My seven-year old daughter has been obsessed with Greek mythology all year long. Her brother was not interested in competing in his school’s annual middle-school Mythology Bee, but on a whim I asked if his sister might be able to participate.
All week long she was both nervous and excited about the bee. As we were getting ready to go, she asked, “Shall I wear something fancy?”
“Sure!” I said, assuming she’d put on her usual cotton knit dress. It’s the only dress she’ll ever wear, because she abhors anything that is the slightest bit itchy. But when next I saw her, she was resplendent in a gauzy red dress and wool sweater. Now I knew the girl meant business. She asked me to help her with the buttons, saying with steely resolve, “This is going to be itchy, but, oh well.”
When we got to the auditorium, she crumpled and decided she wouldn’t compete after all. She was on the verge of tears. I told her she didn’t have to compete if she didn’t want to, but at the very last minute, she screwed up her courage and went to take her place in one of the rows reserved for the contestants.
She looked tiny in the seat surrounded by middle-schoolers, and even tinier when she went up to the microphone to answer her questions.
The older kids were lovely to her.
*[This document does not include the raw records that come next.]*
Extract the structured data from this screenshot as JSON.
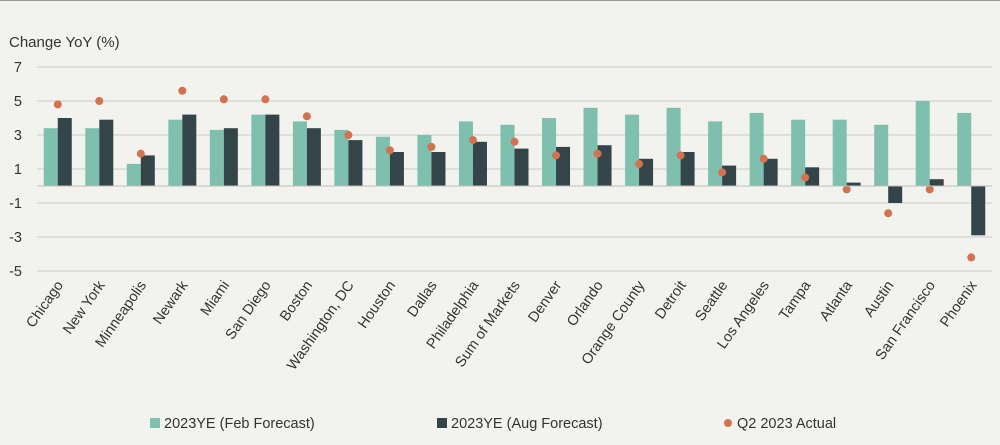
{
  "chart_data": {
    "type": "bar",
    "ylabel": "Change YoY (%)",
    "ylim": [
      -5,
      7
    ],
    "yticks": [
      7,
      5,
      3,
      1,
      -1,
      -3,
      -5
    ],
    "categories": [
      "Chicago",
      "New York",
      "Minneapolis",
      "Newark",
      "Miami",
      "San Diego",
      "Boston",
      "Washington, DC",
      "Houston",
      "Dallas",
      "Philadelphia",
      "Sum of Markets",
      "Denver",
      "Orlando",
      "Orange County",
      "Detroit",
      "Seattle",
      "Los Angeles",
      "Tampa",
      "Atlanta",
      "Austin",
      "San Francisco",
      "Phoenix"
    ],
    "series": [
      {
        "name": "2023YE (Feb Forecast)",
        "kind": "bar",
        "color": "#7fbfae",
        "values": [
          3.4,
          3.4,
          1.3,
          3.9,
          3.3,
          4.2,
          3.8,
          3.3,
          2.9,
          3.0,
          3.8,
          3.6,
          4.0,
          4.6,
          4.2,
          4.6,
          3.8,
          4.3,
          3.9,
          3.9,
          3.6,
          5.0,
          4.3
        ]
      },
      {
        "name": "2023YE (Aug Forecast)",
        "kind": "bar",
        "color": "#34454a",
        "values": [
          4.0,
          3.9,
          1.8,
          4.2,
          3.4,
          4.2,
          3.4,
          2.7,
          2.0,
          2.0,
          2.6,
          2.2,
          2.3,
          2.4,
          1.6,
          2.0,
          1.2,
          1.6,
          1.1,
          0.2,
          -1.0,
          0.4,
          -2.9
        ]
      },
      {
        "name": "Q2 2023 Actual",
        "kind": "point",
        "color": "#d4714f",
        "values": [
          4.8,
          5.0,
          1.9,
          5.6,
          5.1,
          5.1,
          4.1,
          3.0,
          2.1,
          2.3,
          2.7,
          2.6,
          1.8,
          1.9,
          1.3,
          1.8,
          0.8,
          1.6,
          0.5,
          -0.2,
          -1.6,
          -0.2,
          -4.2
        ]
      }
    ]
  }
}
As she made her way back to her seat after each round, they included her in the ritual congratulatory hand slaps they were giving each other.
She was eliminated after a few rounds, but at the end, those who made it past a certain point were taken to another room to be given a written test to determine who would place.
At the award ceremony, my daughter’s name was announced as the 9th place winner!
Her brothers were delighted for her
Of course, we had to celebrate!
“I’m so happy! I’m going to sleep with this tonight,” she announced, gazing at her ribbon.
“That would be too dangerous. You might choke!” I cautioned.
She slept with it clutched in her little hand.